The West Indies spinners were able to extract both turn and bounce in good measure, keeping the close-in fielders interested throughout. Smith and Kallis, however, ensured a steady flow of singles and found the boundary by employing the sweep. The pair had settled in well after seeing off the early pressure created by the loss of nightwatchman Paul Harris and a phase where Dwayne Bravo frustrated South Africa with four consecutive maidens. But Benn kept on creating chances, and a wicket remained in sight.
He altered his lengths to Kallis, who was rapped on the pads while attempting the sweep and given out by Simon Taufel. A review resulted in the decision being overturned for height. His persistence was rewarded when Smith, surprised by the sharp turn and extra bounce from the footmarks, offered a catch to short leg. Benn's victory against Kallis would have been more satisfying. Given the ball in the first over after lunch, Benn beat the outside edge with one that spat away and followed it up with a delivery that just angled in, didn't turn and crashed into the off stump with Kallis shouldering arms. South Africa were 145 for 5, and the game had evened out.
While reflecting on their performance today, West Indies will perhaps look back at three opportunities they squandered, enabling South Africa to recover. Twice could they have had AB de Villiers dismissed, but erred in judgement and opted against the review. When on 8, de Villiers bottom-edged Kemar Roach to the wicketkeeper as he tried to leave the ball, and the appeal was turned down by umpire Steve Davies. A long discussion followed, and the decision went uncontested. There was a chance again after tea, when de Villiers, now on 42, appeared to be trapped in front by debutant Brandon Bess, but the umpire's call again stood. And, once more, when the two had been well set, Prince's call for an ill-judged single could have resulted in his run-out, but Brendan Nash at point missed by a mile.
It was slow going initially by de Villiers and Smith, cautious against Benn who kept attacking with five fielders around the bat. Prince was beaten more than once with the extra bounce, while de Villiers' uncertainty was evident in his initial attempt to constantly step out of the crease irrespective of the lengths. But time spent in the middle brought with it more confidence. When there was width available, they pierced the field through point and cover and turned the face to work the ball through square and midwicket when the line was straighter. de Villiers broke a 135-ball boundary drought, driving Shane Shillingford past mid-off, and Prince brought up the half-century partnership with a push to point in a post-lunch session that yielded just 58.
The challenge from the hosts appeared to be tapering off after tea, with the spinners doling out long hops, promptly dispatched for boundaries, and Bess adding to the frustration with his indiscipline with the second new-ball.

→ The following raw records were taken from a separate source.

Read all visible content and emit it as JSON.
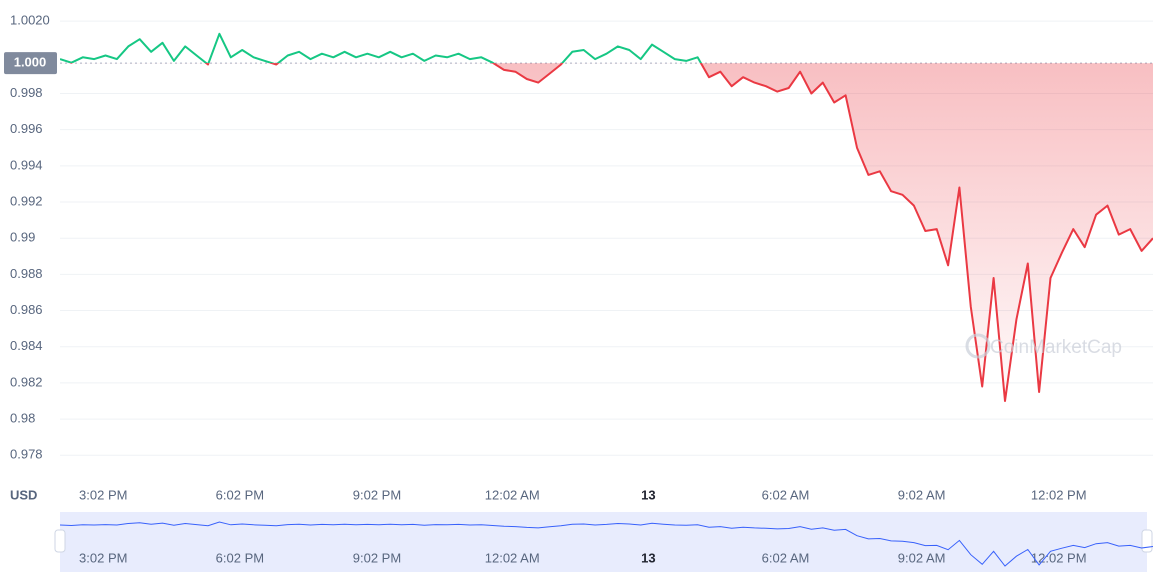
{
  "chart_data": {
    "type": "line",
    "unit_label": "USD",
    "watermark": "CoinMarketCap",
    "reference": {
      "value": 0.99968,
      "label": "1.000"
    },
    "ylim": [
      0.9768,
      1.003
    ],
    "yticks": [
      0.978,
      0.98,
      0.982,
      0.984,
      0.986,
      0.988,
      0.99,
      0.992,
      0.994,
      0.996,
      0.998,
      {
        "value": 1.002,
        "label": "1.0020"
      }
    ],
    "xlim": [
      0,
      24
    ],
    "xticks": [
      {
        "value": 0.95,
        "label": "3:02 PM"
      },
      {
        "value": 3.95,
        "label": "6:02 PM"
      },
      {
        "value": 6.96,
        "label": "9:02 PM"
      },
      {
        "value": 9.93,
        "label": "12:02 AM"
      },
      {
        "value": 12.92,
        "label": "13"
      },
      {
        "value": 15.93,
        "label": "6:02 AM"
      },
      {
        "value": 18.92,
        "label": "9:02 AM"
      },
      {
        "value": 21.93,
        "label": "12:02 PM"
      }
    ],
    "up_color": "#16c784",
    "down_color": "#ea3943",
    "navigator_color": "#3861fb",
    "x": [
      0,
      0.25,
      0.5,
      0.75,
      1,
      1.25,
      1.5,
      1.75,
      2,
      2.25,
      2.5,
      2.75,
      3,
      3.25,
      3.5,
      3.75,
      4,
      4.25,
      4.5,
      4.75,
      5,
      5.25,
      5.5,
      5.75,
      6,
      6.25,
      6.5,
      6.75,
      7,
      7.25,
      7.5,
      7.75,
      8,
      8.25,
      8.5,
      8.75,
      9,
      9.25,
      9.5,
      9.75,
      10,
      10.25,
      10.5,
      10.75,
      11,
      11.25,
      11.5,
      11.75,
      12,
      12.25,
      12.5,
      12.75,
      13,
      13.25,
      13.5,
      13.75,
      14,
      14.25,
      14.5,
      14.75,
      15,
      15.25,
      15.5,
      15.75,
      16,
      16.25,
      16.5,
      16.75,
      17,
      17.25,
      17.5,
      17.75,
      18,
      18.25,
      18.5,
      18.75,
      19,
      19.25,
      19.5,
      19.75,
      20,
      20.25,
      20.5,
      20.75,
      21,
      21.25,
      21.5,
      21.75,
      22,
      22.25,
      22.5,
      22.75,
      23,
      23.25,
      23.5,
      23.75,
      24
    ],
    "values": [
      0.9999,
      0.9997,
      1.0,
      0.9999,
      1.0001,
      0.9999,
      1.0006,
      1.001,
      1.0003,
      1.0008,
      0.9998,
      1.0006,
      1.0001,
      0.9996,
      1.0013,
      1.0,
      1.0004,
      1.0,
      0.9998,
      0.9996,
      1.0001,
      1.0003,
      0.9999,
      1.0002,
      1.0,
      1.0003,
      1.0,
      1.0002,
      1.0,
      1.0003,
      1.0,
      1.0002,
      0.9998,
      1.0001,
      1.0,
      1.0002,
      0.9999,
      1.0,
      0.9997,
      0.9993,
      0.9992,
      0.9988,
      0.9986,
      0.9991,
      0.9996,
      1.0003,
      1.0004,
      0.9999,
      1.0002,
      1.0006,
      1.0004,
      0.9999,
      1.0007,
      1.0003,
      0.9999,
      0.9998,
      1.0,
      0.9989,
      0.9992,
      0.9984,
      0.9989,
      0.9986,
      0.9984,
      0.9981,
      0.9983,
      0.9992,
      0.998,
      0.9986,
      0.9975,
      0.9979,
      0.995,
      0.9935,
      0.9937,
      0.9926,
      0.9924,
      0.9918,
      0.9904,
      0.9905,
      0.9885,
      0.9928,
      0.9862,
      0.9818,
      0.9878,
      0.981,
      0.9855,
      0.9886,
      0.9815,
      0.9878,
      0.9892,
      0.9905,
      0.9895,
      0.9913,
      0.9918,
      0.9902,
      0.9905,
      0.9893,
      0.99
    ]
  }
}
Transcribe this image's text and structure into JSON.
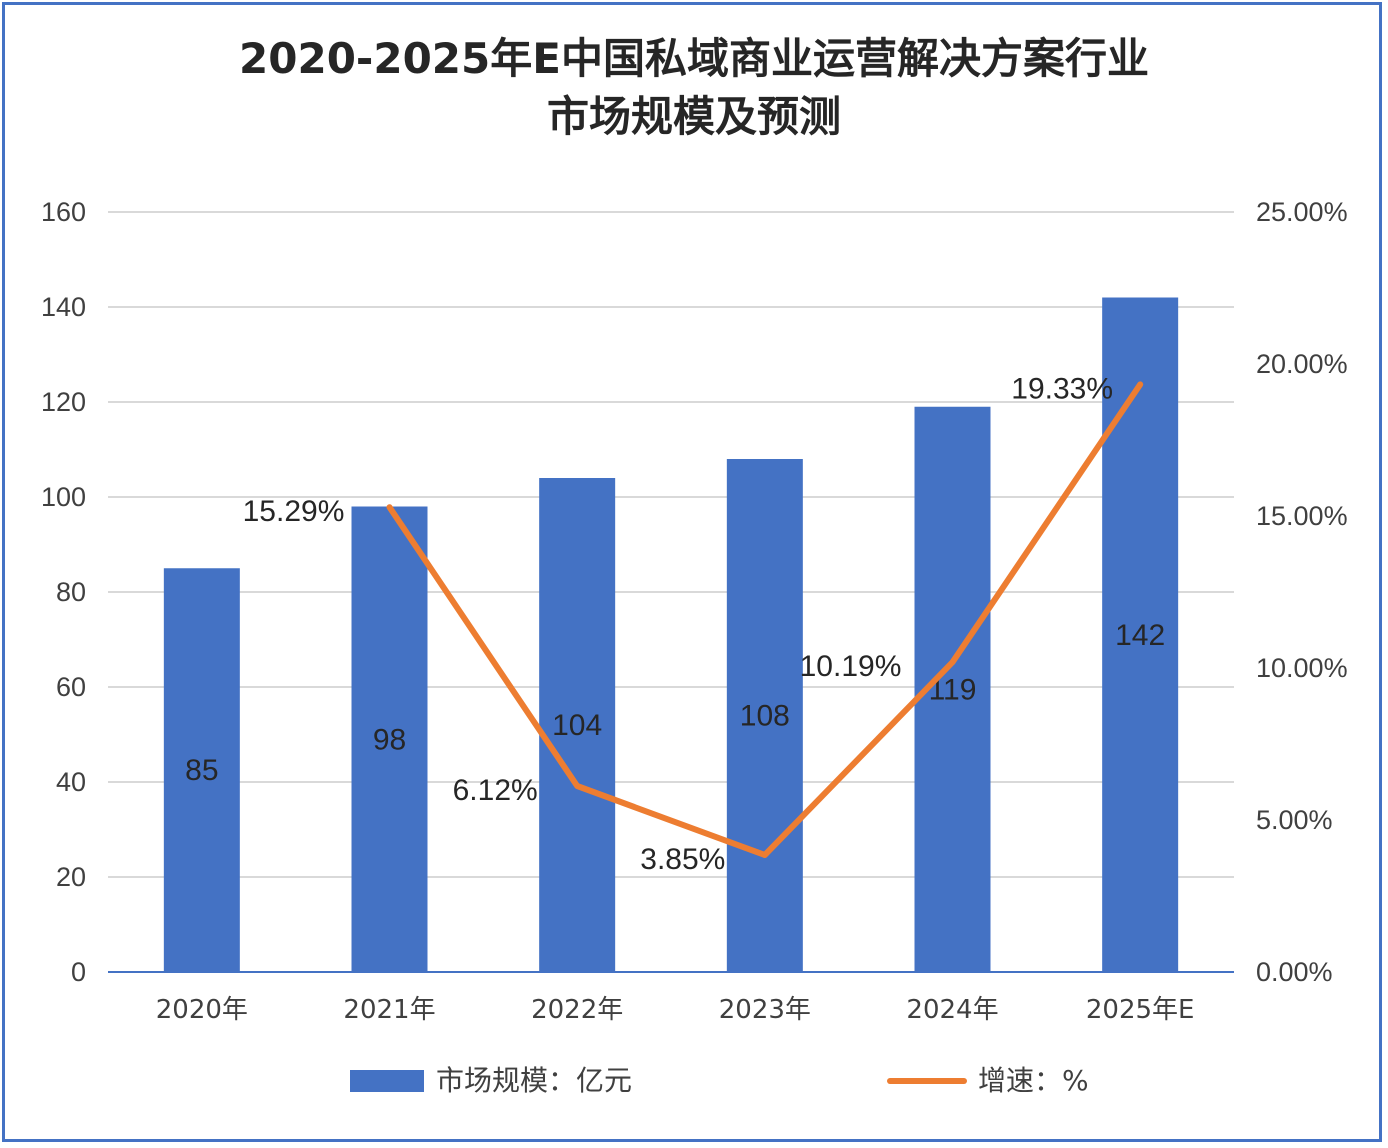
{
  "chart_data": {
    "type": "bar",
    "title_line1": "2020-2025年E中国私域商业运营解决方案行业",
    "title_line2": "市场规模及预测",
    "categories": [
      "2020年",
      "2021年",
      "2022年",
      "2023年",
      "2024年",
      "2025年E"
    ],
    "series": [
      {
        "name": "市场规模：亿元",
        "type": "bar",
        "axis": "left",
        "color": "#4472C4",
        "values": [
          85,
          98,
          104,
          108,
          119,
          142
        ],
        "labels": [
          "85",
          "98",
          "104",
          "108",
          "119",
          "142"
        ]
      },
      {
        "name": "增速：%",
        "type": "line",
        "axis": "right",
        "color": "#ED7D31",
        "values": [
          null,
          15.29,
          6.12,
          3.85,
          10.19,
          19.33
        ],
        "labels": [
          "",
          "15.29%",
          "6.12%",
          "3.85%",
          "10.19%",
          "19.33%"
        ]
      }
    ],
    "y_left": {
      "min": 0,
      "max": 160,
      "ticks": [
        "0",
        "20",
        "40",
        "60",
        "80",
        "100",
        "120",
        "140",
        "160"
      ]
    },
    "y_right": {
      "min": 0,
      "max": 25,
      "ticks": [
        "0.00%",
        "5.00%",
        "10.00%",
        "15.00%",
        "20.00%",
        "25.00%"
      ]
    },
    "grid": true,
    "legend_position": "bottom"
  }
}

He bowled seven no-balls, provided width, strayed on the pads and dropped short to be dealt with by the batsmen who gradually had begun to loosen up. de Villiers' drive to point, which resulted in a missed run-out and overthrows, raised his half-century and took South Africa into the lead; Prince reached his own with a sweep off Benn.
However, just as West Indies seemed to be drifting out of contention, Benn struck again to remove de Villiers shortly before stumps, nicking one straight to Denesh Ramdin. West Indies may have pulled things back slightly, but they still need to confront the depth of South Africa's lower order to limit the damage already caused.